Monday, March 30, 2009

Weeping may endure for a night, but joy comes in the morning

Wow, I just got a call from my mom. She gave me terrible news that my brothers closest friend, Ruben, just died yesterday in a terrible accident. I'm pretty much in shock right now. She was crying on the phone trying to tell me about it. Its strange....I was just at the store, walking around quietly and I heard in my spirit the words "weeping may endure for a night, but joy comes in the morning." Oddly enough, the thought came to my mind about death, as if someone was going to die....or this case....already died.

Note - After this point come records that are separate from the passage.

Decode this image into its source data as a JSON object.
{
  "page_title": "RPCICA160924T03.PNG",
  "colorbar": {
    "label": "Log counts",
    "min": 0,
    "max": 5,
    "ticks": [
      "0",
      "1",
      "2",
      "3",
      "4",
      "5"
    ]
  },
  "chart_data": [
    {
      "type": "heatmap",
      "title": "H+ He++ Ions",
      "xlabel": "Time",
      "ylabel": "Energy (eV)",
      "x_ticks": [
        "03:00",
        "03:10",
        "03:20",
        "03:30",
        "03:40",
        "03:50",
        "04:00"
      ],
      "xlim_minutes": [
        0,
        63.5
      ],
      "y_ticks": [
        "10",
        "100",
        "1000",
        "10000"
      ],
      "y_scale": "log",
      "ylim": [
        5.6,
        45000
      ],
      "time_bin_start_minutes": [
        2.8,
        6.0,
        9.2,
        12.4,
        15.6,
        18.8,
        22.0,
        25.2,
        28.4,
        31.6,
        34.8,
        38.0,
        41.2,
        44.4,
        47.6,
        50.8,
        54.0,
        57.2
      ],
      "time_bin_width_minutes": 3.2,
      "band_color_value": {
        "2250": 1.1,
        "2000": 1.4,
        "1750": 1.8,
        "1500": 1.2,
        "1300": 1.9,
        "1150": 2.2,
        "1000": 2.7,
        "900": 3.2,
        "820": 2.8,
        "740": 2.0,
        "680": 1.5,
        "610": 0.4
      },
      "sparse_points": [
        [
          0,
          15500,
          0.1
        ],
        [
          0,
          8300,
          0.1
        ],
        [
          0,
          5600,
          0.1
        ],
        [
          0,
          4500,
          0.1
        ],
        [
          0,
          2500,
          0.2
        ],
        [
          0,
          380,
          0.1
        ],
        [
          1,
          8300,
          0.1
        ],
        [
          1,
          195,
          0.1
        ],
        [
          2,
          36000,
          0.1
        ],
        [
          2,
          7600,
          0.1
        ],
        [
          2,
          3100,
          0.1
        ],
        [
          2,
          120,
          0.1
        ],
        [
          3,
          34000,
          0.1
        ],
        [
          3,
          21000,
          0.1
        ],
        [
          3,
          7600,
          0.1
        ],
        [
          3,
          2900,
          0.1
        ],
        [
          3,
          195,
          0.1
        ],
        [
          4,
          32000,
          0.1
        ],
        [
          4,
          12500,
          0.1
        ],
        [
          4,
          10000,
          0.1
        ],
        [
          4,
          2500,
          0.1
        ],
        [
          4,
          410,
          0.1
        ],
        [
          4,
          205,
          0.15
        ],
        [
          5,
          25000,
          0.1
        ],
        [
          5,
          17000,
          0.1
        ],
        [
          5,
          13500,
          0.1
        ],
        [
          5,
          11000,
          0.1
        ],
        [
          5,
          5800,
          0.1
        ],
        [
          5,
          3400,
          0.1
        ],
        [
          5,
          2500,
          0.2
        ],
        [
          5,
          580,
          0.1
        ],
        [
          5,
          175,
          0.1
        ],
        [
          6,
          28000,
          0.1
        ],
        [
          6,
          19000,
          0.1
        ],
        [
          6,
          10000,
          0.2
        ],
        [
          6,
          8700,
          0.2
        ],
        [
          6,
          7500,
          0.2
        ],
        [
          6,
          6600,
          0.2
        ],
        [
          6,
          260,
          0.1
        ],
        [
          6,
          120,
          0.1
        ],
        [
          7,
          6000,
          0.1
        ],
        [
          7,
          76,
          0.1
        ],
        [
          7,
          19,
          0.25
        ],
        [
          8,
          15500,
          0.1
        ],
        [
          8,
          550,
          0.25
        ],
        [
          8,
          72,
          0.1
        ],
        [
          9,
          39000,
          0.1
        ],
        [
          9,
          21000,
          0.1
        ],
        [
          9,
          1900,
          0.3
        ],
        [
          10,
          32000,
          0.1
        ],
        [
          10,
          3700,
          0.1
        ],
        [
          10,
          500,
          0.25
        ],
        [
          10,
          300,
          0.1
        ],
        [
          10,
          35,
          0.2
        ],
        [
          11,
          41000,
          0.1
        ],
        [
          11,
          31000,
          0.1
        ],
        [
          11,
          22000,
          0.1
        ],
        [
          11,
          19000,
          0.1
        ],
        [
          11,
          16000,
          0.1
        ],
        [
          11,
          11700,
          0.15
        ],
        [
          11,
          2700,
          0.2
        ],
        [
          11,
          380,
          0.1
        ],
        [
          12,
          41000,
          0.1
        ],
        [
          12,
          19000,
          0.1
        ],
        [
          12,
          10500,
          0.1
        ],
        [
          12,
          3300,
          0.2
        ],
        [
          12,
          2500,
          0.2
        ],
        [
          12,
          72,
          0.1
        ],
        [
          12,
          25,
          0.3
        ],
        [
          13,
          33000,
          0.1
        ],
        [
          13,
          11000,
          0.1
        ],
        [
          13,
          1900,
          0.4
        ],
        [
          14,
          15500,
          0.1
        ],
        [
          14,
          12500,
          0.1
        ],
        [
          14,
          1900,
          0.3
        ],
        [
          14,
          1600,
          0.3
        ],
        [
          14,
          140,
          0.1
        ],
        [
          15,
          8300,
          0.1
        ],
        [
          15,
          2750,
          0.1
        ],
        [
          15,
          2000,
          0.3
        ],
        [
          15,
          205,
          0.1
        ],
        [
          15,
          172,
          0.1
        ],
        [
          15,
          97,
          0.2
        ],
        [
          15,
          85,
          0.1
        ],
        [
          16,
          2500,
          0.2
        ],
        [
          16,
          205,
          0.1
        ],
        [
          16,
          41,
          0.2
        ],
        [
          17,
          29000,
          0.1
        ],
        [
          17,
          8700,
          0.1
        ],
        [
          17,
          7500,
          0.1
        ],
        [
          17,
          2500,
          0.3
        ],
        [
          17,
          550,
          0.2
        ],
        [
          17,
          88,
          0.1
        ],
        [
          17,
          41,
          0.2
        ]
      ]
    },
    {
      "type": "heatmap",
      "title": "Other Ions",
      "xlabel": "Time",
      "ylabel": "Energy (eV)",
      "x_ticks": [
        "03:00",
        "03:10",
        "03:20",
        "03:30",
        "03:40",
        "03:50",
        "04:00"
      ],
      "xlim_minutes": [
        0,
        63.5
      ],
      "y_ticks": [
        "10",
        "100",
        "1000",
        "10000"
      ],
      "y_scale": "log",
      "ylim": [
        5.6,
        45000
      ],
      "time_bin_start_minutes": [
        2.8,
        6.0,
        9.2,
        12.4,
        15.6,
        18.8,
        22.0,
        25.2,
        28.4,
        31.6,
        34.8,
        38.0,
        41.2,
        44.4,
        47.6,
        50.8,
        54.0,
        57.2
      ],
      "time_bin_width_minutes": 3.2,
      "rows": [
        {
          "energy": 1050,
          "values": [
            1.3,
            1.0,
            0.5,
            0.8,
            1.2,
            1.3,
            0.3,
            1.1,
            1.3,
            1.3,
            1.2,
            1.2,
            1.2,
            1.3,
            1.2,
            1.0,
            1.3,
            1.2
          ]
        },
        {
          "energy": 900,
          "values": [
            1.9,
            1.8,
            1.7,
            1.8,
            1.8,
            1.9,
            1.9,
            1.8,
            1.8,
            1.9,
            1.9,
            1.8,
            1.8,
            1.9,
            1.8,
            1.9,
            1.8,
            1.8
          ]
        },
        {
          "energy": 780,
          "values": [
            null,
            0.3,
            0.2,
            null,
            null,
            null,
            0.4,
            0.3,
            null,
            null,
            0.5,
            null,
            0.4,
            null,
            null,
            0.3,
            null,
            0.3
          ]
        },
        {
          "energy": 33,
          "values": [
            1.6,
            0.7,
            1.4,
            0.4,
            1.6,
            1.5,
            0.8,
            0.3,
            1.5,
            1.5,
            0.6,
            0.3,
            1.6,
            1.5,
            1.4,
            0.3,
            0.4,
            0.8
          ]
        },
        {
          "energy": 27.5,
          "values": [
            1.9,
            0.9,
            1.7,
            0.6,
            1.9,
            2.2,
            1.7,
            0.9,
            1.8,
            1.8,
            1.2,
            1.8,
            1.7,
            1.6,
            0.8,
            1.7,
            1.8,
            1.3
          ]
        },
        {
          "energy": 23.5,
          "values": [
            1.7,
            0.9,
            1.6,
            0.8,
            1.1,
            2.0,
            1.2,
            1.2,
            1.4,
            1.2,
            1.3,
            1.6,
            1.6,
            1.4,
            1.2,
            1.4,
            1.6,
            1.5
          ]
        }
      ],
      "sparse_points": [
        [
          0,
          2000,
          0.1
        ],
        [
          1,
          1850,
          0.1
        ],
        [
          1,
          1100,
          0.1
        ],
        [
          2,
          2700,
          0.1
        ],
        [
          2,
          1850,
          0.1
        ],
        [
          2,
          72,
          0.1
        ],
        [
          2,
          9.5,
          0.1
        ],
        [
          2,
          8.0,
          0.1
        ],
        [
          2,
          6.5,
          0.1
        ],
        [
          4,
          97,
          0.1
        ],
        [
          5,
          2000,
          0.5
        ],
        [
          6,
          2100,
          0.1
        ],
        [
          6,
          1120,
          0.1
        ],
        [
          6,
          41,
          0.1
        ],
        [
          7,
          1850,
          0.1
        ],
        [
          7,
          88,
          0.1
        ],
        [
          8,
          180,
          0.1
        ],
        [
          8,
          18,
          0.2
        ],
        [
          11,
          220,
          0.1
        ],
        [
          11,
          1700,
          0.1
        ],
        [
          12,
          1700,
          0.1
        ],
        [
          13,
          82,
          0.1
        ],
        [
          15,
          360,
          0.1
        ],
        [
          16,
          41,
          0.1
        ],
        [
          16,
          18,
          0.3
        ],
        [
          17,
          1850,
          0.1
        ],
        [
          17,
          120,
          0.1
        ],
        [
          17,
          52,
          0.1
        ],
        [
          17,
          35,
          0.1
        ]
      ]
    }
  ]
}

My mom has this amazing gift of the spirit. She has the calling of a prophetic intercessor. She prays and God shows her things and speaks to her every day. There are times I talk to her and tell her things and she already knew before I told her. The worldly view of this gift in its distortion of the word of God, would be called psychic. But I have always learned that the things of the Lord were original and made for good and the enemy comes and takes what was made for good and distorts it for the benefit of the world. Anything that doesn't glorify the Lord, is in itself used for evil. You either for the Lord, or for the world. There is no in between.

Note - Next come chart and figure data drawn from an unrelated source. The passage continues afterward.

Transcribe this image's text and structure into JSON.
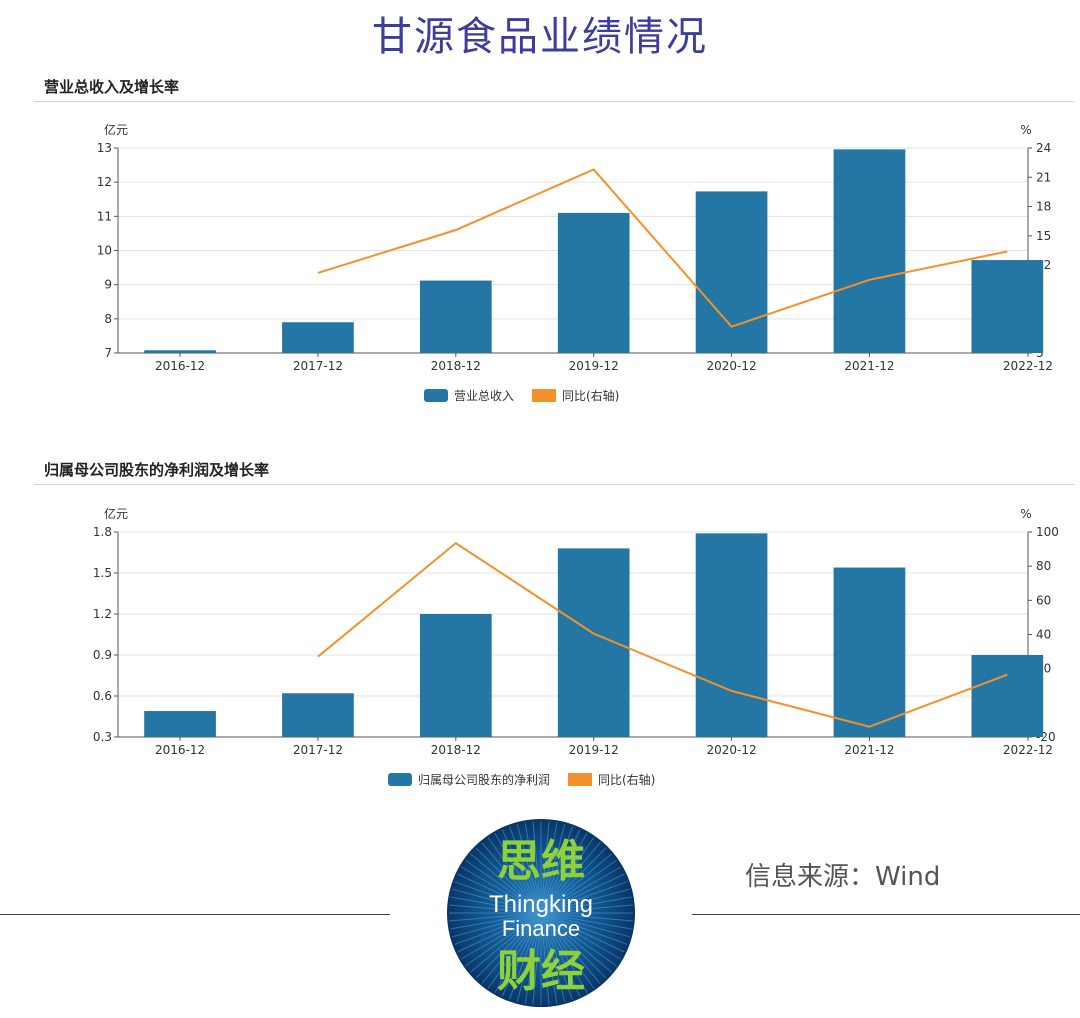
{
  "page_title": "甘源食品业绩情况",
  "colors": {
    "bar": "#2477a4",
    "line": "#f5902a",
    "title": "#3d3d9e"
  },
  "chart_data": [
    {
      "type": "bar",
      "title": "营业总收入及增长率",
      "categories": [
        "2016-12",
        "2017-12",
        "2018-12",
        "2019-12",
        "2020-12",
        "2021-12",
        "2022-12"
      ],
      "ylabel": "亿元",
      "y2label": "%",
      "ylim": [
        7,
        13
      ],
      "yticks": [
        "7",
        "8",
        "9",
        "10",
        "11",
        "12",
        "13"
      ],
      "y2lim": [
        3,
        24
      ],
      "y2ticks": [
        "3",
        "6",
        "9",
        "12",
        "15",
        "18",
        "21",
        "24"
      ],
      "series": [
        {
          "name": "营业总收入",
          "type": "bar",
          "axis": "left",
          "values": [
            7.08,
            7.9,
            9.12,
            11.1,
            11.73,
            12.96,
            9.72
          ]
        },
        {
          "name": "同比(右轴)",
          "type": "line",
          "axis": "right",
          "values": [
            null,
            11.2,
            15.6,
            21.8,
            5.7,
            10.5,
            13.4
          ]
        }
      ]
    },
    {
      "type": "bar",
      "title": "归属母公司股东的净利润及增长率",
      "categories": [
        "2016-12",
        "2017-12",
        "2018-12",
        "2019-12",
        "2020-12",
        "2021-12",
        "2022-12"
      ],
      "ylabel": "亿元",
      "y2label": "%",
      "ylim": [
        0.3,
        1.8
      ],
      "yticks": [
        "0.3",
        "0.6",
        "0.9",
        "1.2",
        "1.5",
        "1.8"
      ],
      "y2lim": [
        -20,
        100
      ],
      "y2ticks": [
        "-20",
        "0",
        "20",
        "40",
        "60",
        "80",
        "100"
      ],
      "series": [
        {
          "name": "归属母公司股东的净利润",
          "type": "bar",
          "axis": "left",
          "values": [
            0.49,
            0.62,
            1.2,
            1.68,
            1.79,
            1.54,
            0.9
          ]
        },
        {
          "name": "同比(右轴)",
          "type": "line",
          "axis": "right",
          "values": [
            null,
            27,
            93.5,
            40.5,
            7,
            -14,
            16.5
          ]
        }
      ]
    }
  ],
  "logo": {
    "line1": "思维",
    "line2": "Thingking",
    "line3": "Finance",
    "line4": "财经"
  },
  "source_text": "信息来源：Wind"
}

She is just so sad and shocked because she said she just gave Ruben a hug a few days ago. He was just at my moms house with my brother. Its sad. One day you are here, and the other day you are gone....just like that. I told my mom that life is so quick here on earth. That is why I spend my time at the house of prayer, interceding and praying for others and myself. I spend my time investing in what means so much to me.....ETERNITY. So many people wonder why Ralph and I spend time at the House of Prayer on a weekly basis. My response to that is....we are only here for a short while. Most people don't make it to live past 90 years old if that. So our time here on earth is short and temporary. But our lives after being here on earth will be eternal. I am a firm believer in the word of God, and I truly believe it is the Truth of the Lord. Why invest so much time into material things like 401k's and big houses and fancy cars. Or why invest all your money into things like a golf club collection or ebay collectors items....when there are people on this earth starving to death and suffering from diseases they can't afford to treat. Or what about people that are investing their time and money into such selfish things instead of investing it in others who are less fortunate and in need? I invest my time and whatever little bit of money I have, to the house of prayer. A place where people pray, and worship the Lord and help the homeless, and feed the hungry. A place where anyone can come and be prayed for when they are suffering whether it is physical, emotional or spiritual.

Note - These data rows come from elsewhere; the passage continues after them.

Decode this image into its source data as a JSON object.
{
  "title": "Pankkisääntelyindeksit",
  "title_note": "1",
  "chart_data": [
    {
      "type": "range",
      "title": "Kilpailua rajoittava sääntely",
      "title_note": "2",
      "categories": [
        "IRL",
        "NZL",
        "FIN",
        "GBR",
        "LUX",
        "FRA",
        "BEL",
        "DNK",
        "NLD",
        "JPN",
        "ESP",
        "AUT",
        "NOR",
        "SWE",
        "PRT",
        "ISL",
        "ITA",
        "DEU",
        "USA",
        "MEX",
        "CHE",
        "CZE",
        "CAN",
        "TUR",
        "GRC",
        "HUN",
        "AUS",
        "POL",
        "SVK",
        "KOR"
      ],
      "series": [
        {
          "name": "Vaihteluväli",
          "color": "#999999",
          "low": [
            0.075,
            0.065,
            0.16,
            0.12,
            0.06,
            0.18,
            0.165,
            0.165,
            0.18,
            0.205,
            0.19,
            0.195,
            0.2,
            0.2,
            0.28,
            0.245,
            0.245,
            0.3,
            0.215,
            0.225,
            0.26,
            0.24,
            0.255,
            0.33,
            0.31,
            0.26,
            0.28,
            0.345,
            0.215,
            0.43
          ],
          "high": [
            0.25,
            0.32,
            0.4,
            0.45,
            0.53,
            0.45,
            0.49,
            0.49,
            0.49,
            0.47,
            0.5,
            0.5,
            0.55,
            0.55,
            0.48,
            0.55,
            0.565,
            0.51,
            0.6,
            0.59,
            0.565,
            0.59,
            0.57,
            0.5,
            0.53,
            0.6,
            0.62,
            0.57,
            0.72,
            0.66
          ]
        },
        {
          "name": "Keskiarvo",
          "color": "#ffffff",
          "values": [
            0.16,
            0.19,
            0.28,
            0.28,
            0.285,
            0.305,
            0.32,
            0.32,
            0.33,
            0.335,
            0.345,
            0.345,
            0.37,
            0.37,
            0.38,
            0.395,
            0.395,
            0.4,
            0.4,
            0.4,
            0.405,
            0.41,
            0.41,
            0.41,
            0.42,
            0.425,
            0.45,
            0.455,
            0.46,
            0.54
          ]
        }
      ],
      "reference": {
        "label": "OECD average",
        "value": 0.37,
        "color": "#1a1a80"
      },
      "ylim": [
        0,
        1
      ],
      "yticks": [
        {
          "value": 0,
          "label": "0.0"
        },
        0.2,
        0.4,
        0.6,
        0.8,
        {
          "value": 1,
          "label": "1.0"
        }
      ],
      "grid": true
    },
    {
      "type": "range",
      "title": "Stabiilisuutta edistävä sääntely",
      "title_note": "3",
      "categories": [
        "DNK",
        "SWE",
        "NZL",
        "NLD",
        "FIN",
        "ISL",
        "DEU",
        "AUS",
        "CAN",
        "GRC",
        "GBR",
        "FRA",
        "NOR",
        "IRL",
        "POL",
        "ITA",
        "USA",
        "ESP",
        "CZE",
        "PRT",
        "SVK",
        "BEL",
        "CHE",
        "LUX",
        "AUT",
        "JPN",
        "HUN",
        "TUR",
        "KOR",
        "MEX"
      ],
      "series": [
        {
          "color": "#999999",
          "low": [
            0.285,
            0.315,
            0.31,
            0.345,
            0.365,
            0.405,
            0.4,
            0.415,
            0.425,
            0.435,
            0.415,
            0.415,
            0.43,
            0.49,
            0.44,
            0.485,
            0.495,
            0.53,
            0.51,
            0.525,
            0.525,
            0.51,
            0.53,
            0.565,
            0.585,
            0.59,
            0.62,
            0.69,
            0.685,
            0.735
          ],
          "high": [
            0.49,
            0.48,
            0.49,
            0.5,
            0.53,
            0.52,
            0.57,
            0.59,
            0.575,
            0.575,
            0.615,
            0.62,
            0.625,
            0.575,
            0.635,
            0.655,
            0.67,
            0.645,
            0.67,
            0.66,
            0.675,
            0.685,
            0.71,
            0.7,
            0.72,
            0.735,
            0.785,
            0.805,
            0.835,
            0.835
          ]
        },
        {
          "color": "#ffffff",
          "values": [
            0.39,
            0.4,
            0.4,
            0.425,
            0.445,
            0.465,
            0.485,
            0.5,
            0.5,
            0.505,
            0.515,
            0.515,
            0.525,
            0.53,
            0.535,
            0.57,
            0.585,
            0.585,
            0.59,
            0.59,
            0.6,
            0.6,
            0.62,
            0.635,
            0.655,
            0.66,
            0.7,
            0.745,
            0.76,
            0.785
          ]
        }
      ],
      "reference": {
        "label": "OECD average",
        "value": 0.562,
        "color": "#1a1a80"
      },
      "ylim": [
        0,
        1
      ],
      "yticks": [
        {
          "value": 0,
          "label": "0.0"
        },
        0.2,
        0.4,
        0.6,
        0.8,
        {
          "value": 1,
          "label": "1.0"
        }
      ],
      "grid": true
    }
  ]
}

My mom totally agrees with me on that. She just knew that something was going to happen. Its the mercy and grace of the Lord that my brother isn't dead right now. Ruben called him that very day, and asked him to come hang out for a while. My brother refused to go for whatever reason. I know that it was the prayers of his mother and sister that he didn't get in that car and go with Ruben and his friend. Because that same day, Ruben and his friend both died. The Lord is gracious and merciful. Ik now that many people don't believe in the Lord. They think its just a waste of time, but I have seen the hand of the Lord in my life....and its amazing. God is so good....we can't even fathom the greatness of His love and His beauty.

Life is so short....and Eternity is forever! Ruben will be missed....I just pray for his wife and kids he left behind. Lord, give them strength and peace that surpasses all understanding.